CONDAMNER les sociétés ORANGE, BOUYGUES TELECOM, SFR et FREE aux entiers dépens dont distraction au profit de la SELARL PIERRAT et ASSOCIES.

Aux termes de ses dernières conclusions déposées et soutenues oralement à l'audience, la société ORANGE présente les demandes suivantes :
Vu l'article L. 336-2 du Code de la propriété intellectuelle,
Vu l'article 11 de la directive no 48/2004/CE du 29 avril 2004 relative au respect des droits de propriété intellectuelle,

PRENDRE ACTE que la société ORANGE ne s'oppose pas au principe de mettre en oeuvre une mesure de blocage dès lors qu'elle réunit les conditions exigées par le droit positif, et notamment : l'existence d'une atteinte justifiant la mesure de blocage qui ne doit pas être disproportionnée, le caractère judiciaire préalable et impératif de la mesure dans son principe, son étendue et ses modalités, y compris pour son actualisation, la liberté de choix de la technique à utiliser pour réaliser le blocage, la durée limitée de la mesure et l'interdiction de toute astreinte ;

DIRE ET JUGER que la société ORANGE s'en remet à son appréciation quant à la caractérisation de la proportionnalité qui peut exister entre la demande de blocage formulée par l'ADAGP et l'atteinte au droit d'auteur perpétrée sur le site [Site Web 3].;

DIRE ET JUGER que la société ORANGE s'en remet à son appréciation s'agissant de la prise en charge des coûts des mesures de blocage ;

DIRE ET JUGER que le prononcé d'une astreinte est contraire aux règles de droit, et notamment à celles du droit de l'Union européenne, qu'il n'y a pas lieu de punir la société ORANGE dont la responsabilité n'est pas engagée et qui n'a pas l'intention de s'opposer à une injonction de justice conforme aux règles de droit;

DEBOUTER la demanderesse de sa demande d'astreinte ;

DIRE ET JUGER que la demanderesse doit indiquer au conseil de la société ORANGE si le nom de domaine visé n'est plus actif afin de préciser qu'il n'est plus nécessaire de procéder au blocage de celui-ci ;

DIRE que chaque partie conservera à sa charge ses frais et dépens et qu'il n'y a donc pas lieu à une condamnation au titre de l'article 700 du Code de procédure civile.

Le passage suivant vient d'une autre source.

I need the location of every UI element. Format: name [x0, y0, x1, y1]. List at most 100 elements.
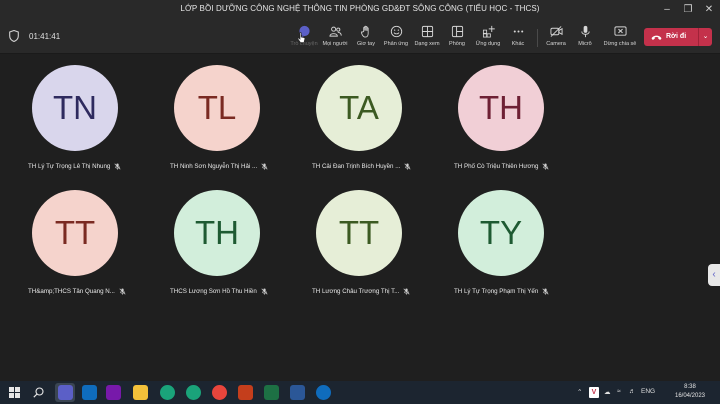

Aux termes de ses dernières conclusions déposées et développées oralement à l'audience, la société BOUYGUES TELECOM présente les demandes suivantes :

Vu l'article L.336-2 du code de la propriété intellectuelle,
Vu les pièces versées au débat,

APPRECIER si l'ADAGP a qualité à agir,

APPRECIER l'atteinte aux droits d'auteur invoquée par l'ADAGP,

CONSTATER que l'atteinte aux droits d'auteur invoquée par l'ADAGP concerne seulement une partie du site [Site Web 3] alors qu'il ne peut être bloqué qu'en totalité par les FAI dont la société BOUYGUES TELECOM,

APPRECIER si les demandes de l'ADAGP respectent le principe de proportionnalité,

En tout état de cause, dans l'hypothèse où la demande de blocage serait jugée fondée,

ENJOINDRE à la société BOUYGUES TELECOM de mettre en oeuvre les mesures propres à empêcher l'accès de ses abonnés, situés sur le territoire français, au nom de domaine [Site Web 3] dans un délai de 15 jours à compter de la signification de la décision à intervenir, et pour une durée de 12 mois ;

DEBOUTER l'ADAGP de sa demande d'astreinte ;

DIRE ET JUGER que l'ADAGP devra indiquer aux Conseils des fournisseurs d'accès à internet, dont la société BOUYGUES TELECOM, si le nom de domaine www.pauloeuvreart.com n'est plus actif afin que les mesures de blocage ordonnées les concernant puissent être levées,

DEBOUTER l'ADAGP de sa demande au titre de l'article 700 du Code de procédure civile et des dépens ainsi que de toute autre demande, fin et prétention en ce qu'elle serait dirigée à l'encontre de la société BOUYGUES TELECOM ;

DIRE que chaque partie conservera à sa charge ses frais et dépens et qu'il n'y a donc pas lieu à condamnation au titre de l'article 700 du Code de procédure civile.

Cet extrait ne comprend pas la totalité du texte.